SUPCOM RTS

Dev Journal Entry

Project Foundation and Core Loop

Stable

Project Setup

Foundational architecture decisions

The project started with a clear multi-module layout to keep gameplay, rendering, and shared logic maintainable. Early structure choices were made to support long-term iteration speed.

The goal was to avoid tight coupling that would slow feature delivery later.

  • Core split established for shared, client, and server modules.
  • Initial conventions set for cross-module contracts.
  • Baseline tooling configured for iterative development.

First playable loop

A minimal end-to-end playable loop was delivered early so architecture could be validated against real interaction, not only static design. This created immediate feedback for priorities.

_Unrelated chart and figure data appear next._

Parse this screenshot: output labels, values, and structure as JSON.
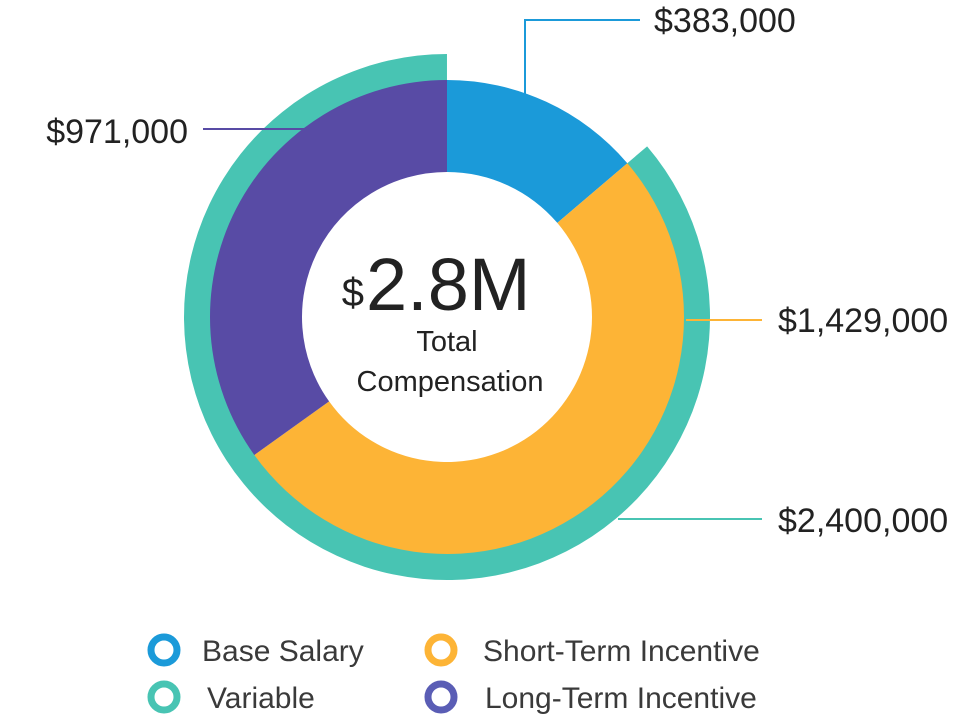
{
  "chart_data": {
    "type": "pie",
    "variant": "donut with outer ring",
    "center": {
      "currency": "$",
      "value": "2.8M",
      "line1": "Total",
      "line2": "Compensation"
    },
    "slices": [
      {
        "name": "Base Salary",
        "value": 383000,
        "label": "$383,000",
        "color": "#1b9ad9"
      },
      {
        "name": "Short-Term Incentive",
        "value": 1429000,
        "label": "$1,429,000",
        "color": "#fdb436"
      },
      {
        "name": "Long-Term Incentive",
        "value": 971000,
        "label": "$971,000",
        "color": "#584ba5"
      }
    ],
    "outer_ring": {
      "name": "Variable",
      "value": 2400000,
      "label": "$2,400,000",
      "color": "#48c4b3",
      "covers": [
        "Short-Term Incentive",
        "Long-Term Incentive"
      ]
    },
    "legend": [
      {
        "label": "Base Salary",
        "color": "#1b9ad9"
      },
      {
        "label": "Short-Term Incentive",
        "color": "#fdb436"
      },
      {
        "label": "Variable",
        "color": "#48c4b3"
      },
      {
        "label": "Long-Term Incentive",
        "color": "#5a5db5"
      }
    ],
    "legend_position": "bottom"
  }
}
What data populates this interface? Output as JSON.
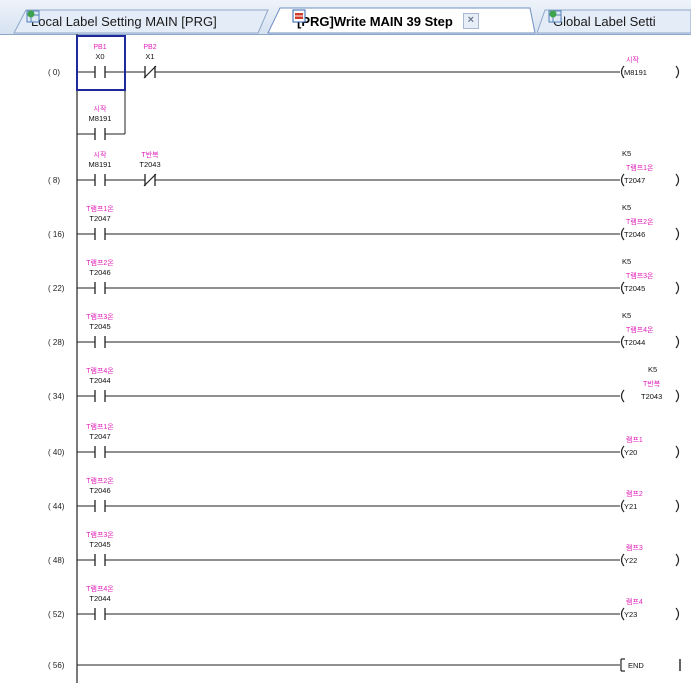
{
  "tabs": [
    {
      "label": "Local Label Setting MAIN [PRG]",
      "icon": "global-label-icon",
      "active": false
    },
    {
      "label": "[PRG]Write MAIN 39 Step",
      "icon": "ladder-program-icon",
      "active": true
    },
    {
      "label": "Global Label Setti",
      "icon": "global-label-icon",
      "active": false
    }
  ],
  "close_glyph": "×",
  "rungs": [
    {
      "step": "( 0)",
      "contacts": [
        {
          "device": "X0",
          "comment": "PB1",
          "type": "NO"
        },
        {
          "device": "X1",
          "comment": "PB2",
          "type": "NC"
        }
      ],
      "branch": {
        "device": "M8191",
        "comment": "시작",
        "type": "NO"
      },
      "coil": {
        "device": "M8191",
        "comment": "시작",
        "kvalue": ""
      }
    },
    {
      "step": "( 8)",
      "contacts": [
        {
          "device": "M8191",
          "comment": "시작",
          "type": "NO"
        },
        {
          "device": "T2043",
          "comment": "T반복",
          "type": "NC"
        }
      ],
      "coil": {
        "device": "T2047",
        "comment": "T램프1온",
        "kvalue": "K5"
      }
    },
    {
      "step": "( 16)",
      "contacts": [
        {
          "device": "T2047",
          "comment": "T램프1온",
          "type": "NO"
        }
      ],
      "coil": {
        "device": "T2046",
        "comment": "T램프2온",
        "kvalue": "K5"
      }
    },
    {
      "step": "( 22)",
      "contacts": [
        {
          "device": "T2046",
          "comment": "T램프2온",
          "type": "NO"
        }
      ],
      "coil": {
        "device": "T2045",
        "comment": "T램프3온",
        "kvalue": "K5"
      }
    },
    {
      "step": "( 28)",
      "contacts": [
        {
          "device": "T2045",
          "comment": "T램프3온",
          "type": "NO"
        }
      ],
      "coil": {
        "device": "T2044",
        "comment": "T램프4온",
        "kvalue": "K5"
      }
    },
    {
      "step": "( 34)",
      "contacts": [
        {
          "device": "T2044",
          "comment": "T램프4온",
          "type": "NO"
        }
      ],
      "coil": {
        "device": "T2043",
        "comment": "T반복",
        "kvalue": "K5"
      }
    },
    {
      "step": "( 40)",
      "contacts": [
        {
          "device": "T2047",
          "comment": "T램프1온",
          "type": "NO"
        }
      ],
      "coil": {
        "device": "Y20",
        "comment": "램프1",
        "kvalue": ""
      }
    },
    {
      "step": "( 44)",
      "contacts": [
        {
          "device": "T2046",
          "comment": "T램프2온",
          "type": "NO"
        }
      ],
      "coil": {
        "device": "Y21",
        "comment": "램프2",
        "kvalue": ""
      }
    },
    {
      "step": "( 48)",
      "contacts": [
        {
          "device": "T2045",
          "comment": "T램프3온",
          "type": "NO"
        }
      ],
      "coil": {
        "device": "Y22",
        "comment": "램프3",
        "kvalue": ""
      }
    },
    {
      "step": "( 52)",
      "contacts": [
        {
          "device": "T2044",
          "comment": "T램프4온",
          "type": "NO"
        }
      ],
      "coil": {
        "device": "Y23",
        "comment": "램프4",
        "kvalue": ""
      }
    },
    {
      "step": "( 56)",
      "contacts": [],
      "coil": {
        "device": "END",
        "comment": "",
        "kvalue": "",
        "type": "instruction"
      }
    }
  ],
  "colors": {
    "comment": "#e020b8",
    "device": "#111111",
    "cursor": "#1f2a9a",
    "line": "#222222"
  }
}
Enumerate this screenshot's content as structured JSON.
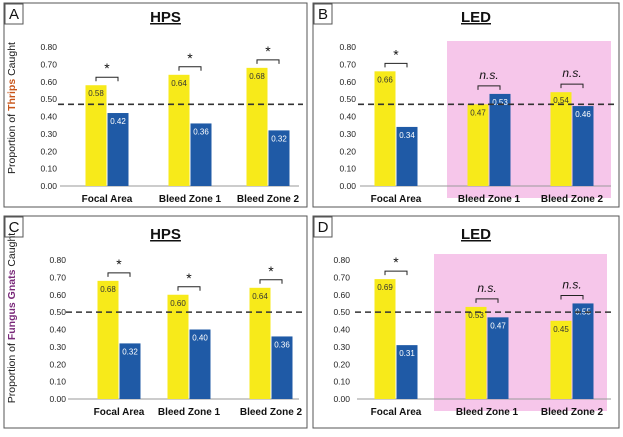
{
  "colors": {
    "yellow": "#f7ea1a",
    "blue": "#1f5aa6",
    "pink": "#f6c6ea",
    "border": "#555555",
    "dashed": "#333333"
  },
  "y_axis_labels": {
    "top": {
      "prefix": "Proportion of ",
      "highlight": "Thrips",
      "suffix": " Caught"
    },
    "bottom": {
      "prefix": "Proportion of ",
      "highlight": "Fungus Gnats",
      "suffix": " Caught"
    }
  },
  "chart_data": [
    {
      "panel": "A",
      "type": "bar",
      "title": "HPS",
      "categories": [
        "Focal Area",
        "Bleed Zone 1",
        "Bleed Zone 2"
      ],
      "series": [
        {
          "name": "yellow",
          "values": [
            0.58,
            0.64,
            0.68
          ]
        },
        {
          "name": "blue",
          "values": [
            0.42,
            0.36,
            0.32
          ]
        }
      ],
      "value_labels": [
        [
          "0.58",
          "0.64",
          "0.68"
        ],
        [
          "0.42",
          "0.36",
          "0.32"
        ]
      ],
      "significance": [
        "*",
        "*",
        "*"
      ],
      "pink_categories": [],
      "ylim": [
        0,
        0.8
      ],
      "yticks": [
        "0.00",
        "0.10",
        "0.20",
        "0.30",
        "0.40",
        "0.50",
        "0.60",
        "0.70",
        "0.80"
      ],
      "reference_line": 0.47,
      "ylabel_key": "top"
    },
    {
      "panel": "B",
      "type": "bar",
      "title": "LED",
      "categories": [
        "Focal Area",
        "Bleed Zone 1",
        "Bleed Zone 2"
      ],
      "series": [
        {
          "name": "yellow",
          "values": [
            0.66,
            0.47,
            0.54
          ]
        },
        {
          "name": "blue",
          "values": [
            0.34,
            0.53,
            0.46
          ]
        }
      ],
      "value_labels": [
        [
          "0.66",
          "0.47",
          "0.54"
        ],
        [
          "0.34",
          "0.53",
          "0.46"
        ]
      ],
      "significance": [
        "*",
        "n.s.",
        "n.s."
      ],
      "pink_categories": [
        1,
        2
      ],
      "ylim": [
        0,
        0.8
      ],
      "yticks": [
        "0.00",
        "0.10",
        "0.20",
        "0.30",
        "0.40",
        "0.50",
        "0.60",
        "0.70",
        "0.80"
      ],
      "reference_line": 0.47,
      "ylabel_key": null
    },
    {
      "panel": "C",
      "type": "bar",
      "title": "HPS",
      "categories": [
        "Focal Area",
        "Bleed Zone 1",
        "Bleed Zone 2"
      ],
      "series": [
        {
          "name": "yellow",
          "values": [
            0.68,
            0.6,
            0.64
          ]
        },
        {
          "name": "blue",
          "values": [
            0.32,
            0.4,
            0.36
          ]
        }
      ],
      "value_labels": [
        [
          "0.68",
          "0.60",
          "0.64"
        ],
        [
          "0.32",
          "0.40",
          "0.36"
        ]
      ],
      "significance": [
        "*",
        "*",
        "*"
      ],
      "pink_categories": [],
      "ylim": [
        0,
        0.8
      ],
      "yticks": [
        "0.00",
        "0.10",
        "0.20",
        "0.30",
        "0.40",
        "0.50",
        "0.60",
        "0.70",
        "0.80"
      ],
      "reference_line": 0.5,
      "ylabel_key": "bottom"
    },
    {
      "panel": "D",
      "type": "bar",
      "title": "LED",
      "categories": [
        "Focal Area",
        "Bleed Zone 1",
        "Bleed Zone 2"
      ],
      "series": [
        {
          "name": "yellow",
          "values": [
            0.69,
            0.53,
            0.45
          ]
        },
        {
          "name": "blue",
          "values": [
            0.31,
            0.47,
            0.55
          ]
        }
      ],
      "value_labels": [
        [
          "0.69",
          "0.53",
          "0.45"
        ],
        [
          "0.31",
          "0.47",
          "0.55"
        ]
      ],
      "significance": [
        "*",
        "n.s.",
        "n.s."
      ],
      "pink_categories": [
        1,
        2
      ],
      "ylim": [
        0,
        0.8
      ],
      "yticks": [
        "0.00",
        "0.10",
        "0.20",
        "0.30",
        "0.40",
        "0.50",
        "0.60",
        "0.70",
        "0.80"
      ],
      "reference_line": 0.5,
      "ylabel_key": null
    }
  ]
}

Shipping a loop first provided a practical anchor for all later systems.

  • Initial session flow from startup to live interaction established.
  • Core gameplay path validated in runnable state.
  • Early integration issues surfaced before major expansion.

Why this foundation mattered

Most subsequent milestones in terrain, rendering, and unit systems depended on this early structure being coherent. It enabled incremental delivery without constant rewrites.

The foundation phase traded short-term polish for long-term execution speed, and that tradeoff paid off.

  • Enabled layered system growth with manageable integration cost.
  • Reduced architectural churn during rapid milestone cycles.
  • Provided stable scaffolding for performance and quality passes.